Sin embargo, como el conflicto con Moyano, esta controversia es la expresión de un problema general: el «modelo productivo» produce cada vez menos. En consecuencia, aumentan las importaciones, estimuladas por el boom de consumo al que induce el Gobierno. Esta dinámica dispara la inflación y, en consecuencia, quita competitividad al tipo de cambio.
Ahora se agrega una nueva dificultad inoportuna: la incertidumbre política está provocando una mayor salida de capitales. En abril se fueron 1500 millones de dólares, el doble que en enero. Para financiar esa fuga haría falta más que nunca un gran superávit comercial. Salvo que se quiera devaluar, o -que nadie lo tome a mal- enfriar la economía.
Como la inflación
La Presidenta prefiere mandar al puerto al secretario de Comercio a que detenga el ingreso de contenedores. Es como querer frenar la inflación manipulando estadísticas y retando a los sindicalistas. Debe ser tranquilizante imaginar que los problemas están desconectados, y que, detrás de cada uno, sólo hay un enemigo haciendo daño. Pero esa rudimentaria receta se ha agotado. Hasta que advierta que las disfunciones de su «modelo» son sistémicas, Cristina Kirchner está condenada a multiplicarse en infructuosas peleas cuerpo a cuerpo.
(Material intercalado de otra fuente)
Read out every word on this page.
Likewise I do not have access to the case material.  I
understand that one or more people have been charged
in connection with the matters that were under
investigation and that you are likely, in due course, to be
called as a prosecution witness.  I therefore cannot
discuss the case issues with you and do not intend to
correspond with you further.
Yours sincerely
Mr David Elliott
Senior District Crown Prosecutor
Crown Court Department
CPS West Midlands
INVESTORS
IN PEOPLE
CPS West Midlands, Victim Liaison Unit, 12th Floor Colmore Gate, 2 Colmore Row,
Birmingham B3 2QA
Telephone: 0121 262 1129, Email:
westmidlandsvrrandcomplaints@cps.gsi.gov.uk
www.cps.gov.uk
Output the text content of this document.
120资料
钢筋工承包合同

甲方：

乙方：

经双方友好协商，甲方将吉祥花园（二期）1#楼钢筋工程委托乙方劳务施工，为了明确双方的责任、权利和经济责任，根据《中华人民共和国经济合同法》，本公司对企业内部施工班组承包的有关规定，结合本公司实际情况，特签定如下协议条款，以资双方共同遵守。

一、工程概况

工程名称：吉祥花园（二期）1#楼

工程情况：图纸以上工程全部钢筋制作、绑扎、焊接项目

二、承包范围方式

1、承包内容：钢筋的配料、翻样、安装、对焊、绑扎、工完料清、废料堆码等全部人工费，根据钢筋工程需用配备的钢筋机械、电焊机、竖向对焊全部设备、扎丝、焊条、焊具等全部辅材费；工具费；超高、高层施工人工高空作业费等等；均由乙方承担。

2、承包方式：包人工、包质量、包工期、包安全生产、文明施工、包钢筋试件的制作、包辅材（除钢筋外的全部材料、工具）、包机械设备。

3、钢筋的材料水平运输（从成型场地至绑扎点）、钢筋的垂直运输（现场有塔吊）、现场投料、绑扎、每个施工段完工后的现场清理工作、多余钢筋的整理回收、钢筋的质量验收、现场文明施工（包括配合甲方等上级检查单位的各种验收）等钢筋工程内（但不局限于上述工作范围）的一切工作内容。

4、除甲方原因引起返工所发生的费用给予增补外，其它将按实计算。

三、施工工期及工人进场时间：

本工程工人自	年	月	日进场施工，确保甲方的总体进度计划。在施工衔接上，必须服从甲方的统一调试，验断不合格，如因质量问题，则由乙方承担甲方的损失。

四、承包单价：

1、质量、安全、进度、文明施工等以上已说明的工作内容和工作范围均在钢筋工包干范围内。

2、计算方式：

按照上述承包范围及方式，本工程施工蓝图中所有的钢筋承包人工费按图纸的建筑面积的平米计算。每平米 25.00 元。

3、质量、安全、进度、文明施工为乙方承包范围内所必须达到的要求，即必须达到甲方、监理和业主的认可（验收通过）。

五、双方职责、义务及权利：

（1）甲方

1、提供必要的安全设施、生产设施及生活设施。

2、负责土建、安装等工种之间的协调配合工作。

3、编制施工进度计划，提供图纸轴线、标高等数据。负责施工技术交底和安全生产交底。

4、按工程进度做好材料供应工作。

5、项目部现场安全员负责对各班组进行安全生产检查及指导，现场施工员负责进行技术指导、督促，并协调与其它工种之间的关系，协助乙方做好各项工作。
Una anécdota tal vez la ayude a pensar el problema. De nuevo, el cine. Cuentan que Laurence Olivier desayunaba en el set de filmación de Marathon Man cuando apareció, desaliñado y exhausto, Dustin Hoffman. El inglés lo invitó a compartir la mesa, pero Hoffman se excusó: «Mi personaje tiene hoy una escena muy exigente. Por eso he dejado de bañarme, anoche no dormí y acabo de correr varios kilómetros; prefiero no comer?». Olivier contestó: «¿Y no probó actuando?». Tal vez a la Presidenta le haya llegado la hora de probar con la política económica.